Mijn fractie is blij dat bij de motorrijtuigenbelasting het idee wordt geherintroduceerd dat iedereen betaalt voor gebruik van de weg. Dat roept gelijk de vraag op waarom er dan toch nog een groep auto's is waarvoor, althans tot 2015, een vrijstelling bestaat. Mijn fractie gaat liever uit van het idee dat iedereen gebruikmaakt van de weg en dat dus ook in de onderste schijf een tarief betaald moet worden, al zou het een laag tarief kunnen zijn. Gisteren was er al veel aandacht voor elektrische auto's. Ik las ergens diep in de beantwoording in een bijzin dat tot 2018 vrijstellingen zouden gelden. Dat doet voor mijn gevoel afbreuk aan het idee dat uiteindelijk iedereen wel op dezelfde weg rijdt.

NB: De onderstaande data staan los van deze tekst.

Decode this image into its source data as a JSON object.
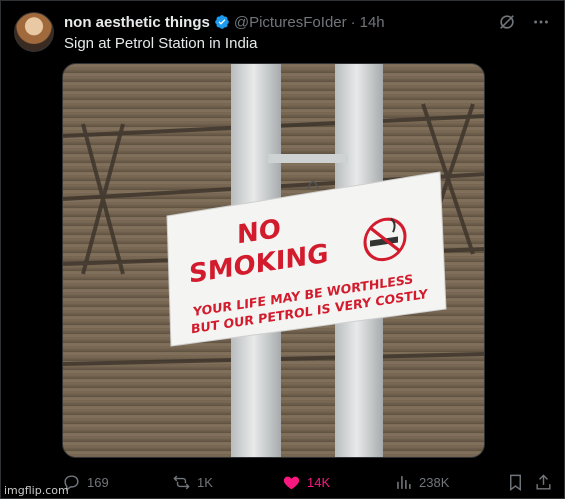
{
  "post": {
    "author_name": "non aesthetic things",
    "handle": "@PicturesFoIder",
    "separator": "·",
    "time": "14h",
    "text": "Sign at Petrol Station in India"
  },
  "sign": {
    "line1": "NO",
    "line2": "SMOKING",
    "line3": "YOUR LIFE MAY BE WORTHLESS",
    "line4": "BUT OUR PETROL IS VERY COSTLY"
  },
  "actions": {
    "replies": "169",
    "reposts": "1K",
    "likes": "14K",
    "views": "238K"
  },
  "watermark": "imgflip.com",
  "colors": {
    "background": "#000000",
    "text_primary": "#e7e9ea",
    "text_secondary": "#71767b",
    "verified": "#1d9bf0",
    "like": "#f91880",
    "sign_red": "#d21c2e"
  },
  "icons": [
    "verified-icon",
    "grok-icon",
    "more-icon",
    "reply-icon",
    "repost-icon",
    "like-icon",
    "views-icon",
    "bookmark-icon",
    "share-icon",
    "no-smoking-icon"
  ]
}
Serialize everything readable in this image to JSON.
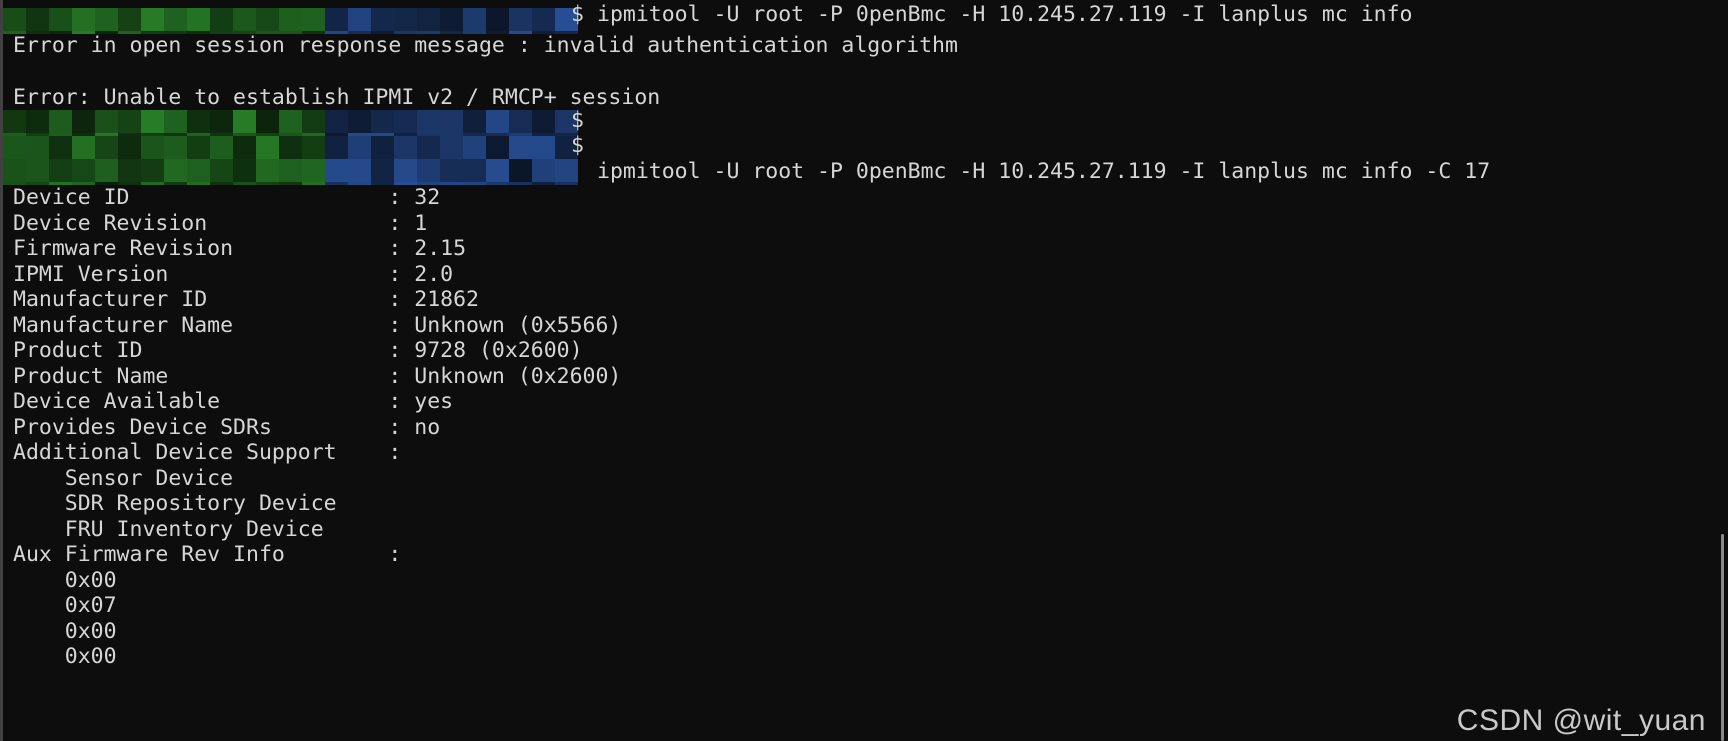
{
  "terminal": {
    "background_color": "#0d0d0d",
    "text_color": "#d6d6d6",
    "redaction_green": "#1d5c1d",
    "redaction_blue": "#1d3a6e",
    "prompt_symbol": "$",
    "key_column_width": 29
  },
  "session": {
    "commands": [
      {
        "prompt_redacted": true,
        "text": "ipmitool -U root -P 0penBmc -H 10.245.27.119 -I lanplus mc info"
      },
      {
        "prompt_redacted": true,
        "text": "ipmitool -U root -P 0penBmc -H 10.245.27.119 -I lanplus mc info -C 17"
      }
    ],
    "error_lines": [
      "Error in open session response message : invalid authentication algorithm",
      "Error: Unable to establish IPMI v2 / RMCP+ session"
    ],
    "mc_info": {
      "rows": [
        {
          "key": "Device ID",
          "value": "32"
        },
        {
          "key": "Device Revision",
          "value": "1"
        },
        {
          "key": "Firmware Revision",
          "value": "2.15"
        },
        {
          "key": "IPMI Version",
          "value": "2.0"
        },
        {
          "key": "Manufacturer ID",
          "value": "21862"
        },
        {
          "key": "Manufacturer Name",
          "value": "Unknown (0x5566)"
        },
        {
          "key": "Product ID",
          "value": "9728 (0x2600)"
        },
        {
          "key": "Product Name",
          "value": "Unknown (0x2600)"
        },
        {
          "key": "Device Available",
          "value": "yes"
        },
        {
          "key": "Provides Device SDRs",
          "value": "no"
        },
        {
          "key": "Additional Device Support",
          "value": ""
        }
      ],
      "additional_device_support": [
        "Sensor Device",
        "SDR Repository Device",
        "FRU Inventory Device"
      ],
      "aux_firmware_rev_label": "Aux Firmware Rev Info",
      "aux_firmware_rev_info": [
        "0x00",
        "0x07",
        "0x00",
        "0x00"
      ]
    }
  },
  "watermark": {
    "text": "CSDN @wit_yuan"
  }
}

Ik kom op de provinciale opcenten. In het bestuursakkoord is afgesproken om terughoudend te zijn met jaarlijkse verhogingen. Wat is daar de status van, gelet op het bestuursakkoord? Wil de staatssecretaris vasthouden aan dit voornemen?

Aan de gasvormige brandstoffen is al door andere sprekers aandacht besteed. Mij viel op dat er ongelijkheid is in de behandeling van de accijnzen enerzijds en de bpm en de motorrijtuigenbelasting anderzijds. Ik kijk liever naar de emissie. Het onderscheid kan volgens mij dan vervallen. Daarmee wordt het stelsel ook weer wat eenvoudiger.

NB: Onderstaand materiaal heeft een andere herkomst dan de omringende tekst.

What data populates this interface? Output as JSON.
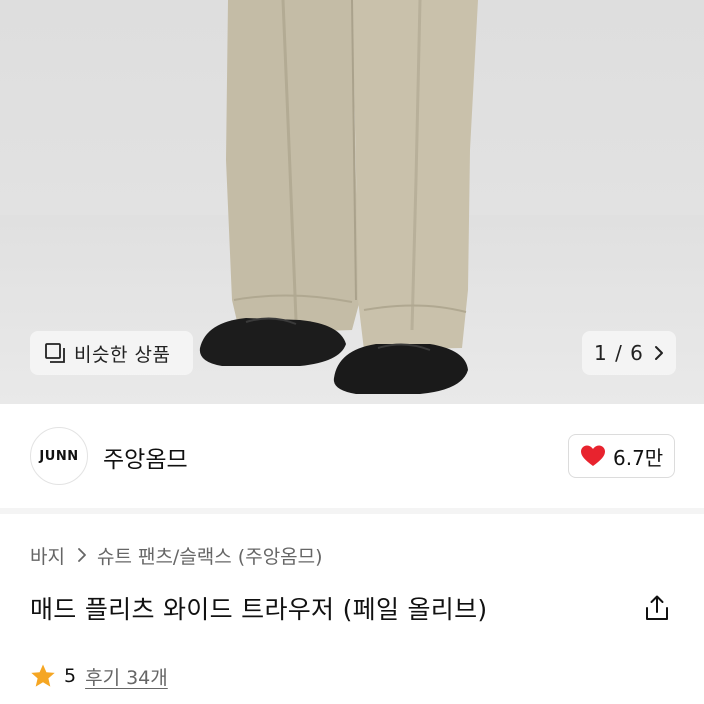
{
  "hero": {
    "similar_label": "비슷한 상품",
    "pager": "1 / 6",
    "icons": {
      "similar": "similar-products-icon",
      "next": "chevron-right-icon"
    }
  },
  "brand": {
    "logo_text": "JUNN",
    "name": "주앙옴므",
    "likes": "6.7만",
    "heart_color": "#e8232e"
  },
  "breadcrumb": {
    "category": "바지",
    "subcategory": "슈트 팬츠/슬랙스 (주앙옴므)"
  },
  "product": {
    "title": "매드 플리츠 와이드 트라우저 (페일 올리브)"
  },
  "rating": {
    "score": "5",
    "reviews": "후기 34개",
    "star_color": "#f5a623"
  }
}
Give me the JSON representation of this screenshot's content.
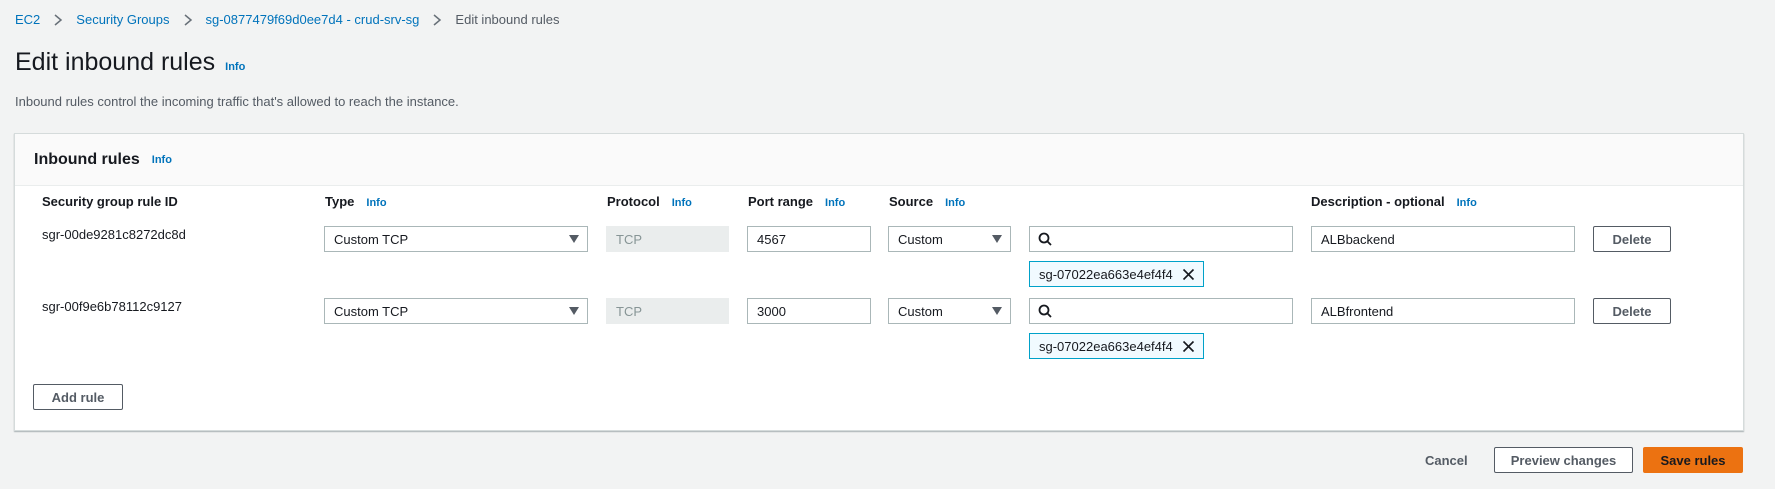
{
  "breadcrumb": {
    "items": [
      {
        "label": "EC2"
      },
      {
        "label": "Security Groups"
      },
      {
        "label": "sg-0877479f69d0ee7d4 - crud-srv-sg"
      },
      {
        "label": "Edit inbound rules"
      }
    ]
  },
  "page": {
    "title": "Edit inbound rules",
    "info": "Info",
    "description": "Inbound rules control the incoming traffic that's allowed to reach the instance."
  },
  "panel": {
    "title": "Inbound rules",
    "info": "Info",
    "columns": {
      "rule_id": "Security group rule ID",
      "type": "Type",
      "protocol": "Protocol",
      "port_range": "Port range",
      "source": "Source",
      "description": "Description - optional",
      "info": "Info"
    },
    "rules": [
      {
        "rule_id": "sgr-00de9281c8272dc8d",
        "type": "Custom TCP",
        "protocol": "TCP",
        "port_range": "4567",
        "source": "Custom",
        "source_search": "",
        "source_token": "sg-07022ea663e4ef4f4",
        "description": "ALBbackend",
        "delete_label": "Delete"
      },
      {
        "rule_id": "sgr-00f9e6b78112c9127",
        "type": "Custom TCP",
        "protocol": "TCP",
        "port_range": "3000",
        "source": "Custom",
        "source_search": "",
        "source_token": "sg-07022ea663e4ef4f4",
        "description": "ALBfrontend",
        "delete_label": "Delete"
      }
    ],
    "add_rule_label": "Add rule"
  },
  "footer": {
    "cancel_label": "Cancel",
    "preview_label": "Preview changes",
    "save_label": "Save rules"
  },
  "colors": {
    "accent": "#0073bb",
    "primary_button": "#ec7211",
    "token_border": "#00a1c9"
  }
}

Over groen gas zegt de staatssecretaris: hier ben je eigenlijk één techniek aan het stimuleren, dus dat kan beter via de SDE-plusregeling. Ik deel dat. Maar nu bereiken mij uit het veld geluiden dat daardoor de prikkel voor groen gas vervalt, zodat dat helemaal niet meer wordt gebruikt. Kent de staatssecretaris die geluiden? Heeft hij overwogen om het nog iets te temporiseren, zodat het gebruik van groen gas in auto's niet gelijk helemaal wegvalt?

Ik sluit mij kortheidshalve aan bij wat de heer Van Vliet al heeft gezegd over het eurovignet. De samenwerking rond het vignet heeft nauwelijks toekomst meer. Ik krijg wel graag helderheid over de concurrentiepositie van de Nederlandse wegvervoerders.

De vragen over de bestelauto's zijn al uitvoerig schriftelijk beantwoord door de staatssecretaris. Daarbij heeft hij duidelijk aangegeven in welke richting hij kijkt en dat hij daar voortvarend mee wil voortgaan. Dat kan rekenen op grote steun van mijn fractie. Alles wat de zaak vereenvoudigt en ons de rittenregistratie kan doen vergeten, steunen wij zeer, in ieder geval de Verklaring uitsluitend zakelijk gebruik. Ik ben benieuwd of je nog iets met automatische rittenregistratie kunt doen om het nog makkelijker te maken. De staatssecretaris heeft een experiment daarmee aangekondigd. Ik wacht graag de resultaten af. Te zijner tijd kunnen we bekijken of het misschien ook nog iets is voor personenleaseauto's.

Ik was plezierig verrast door de vraag van de heer Van Vliet over oldtimers. Ik ben benieuwd naar het antwoord van de staatssecretaris.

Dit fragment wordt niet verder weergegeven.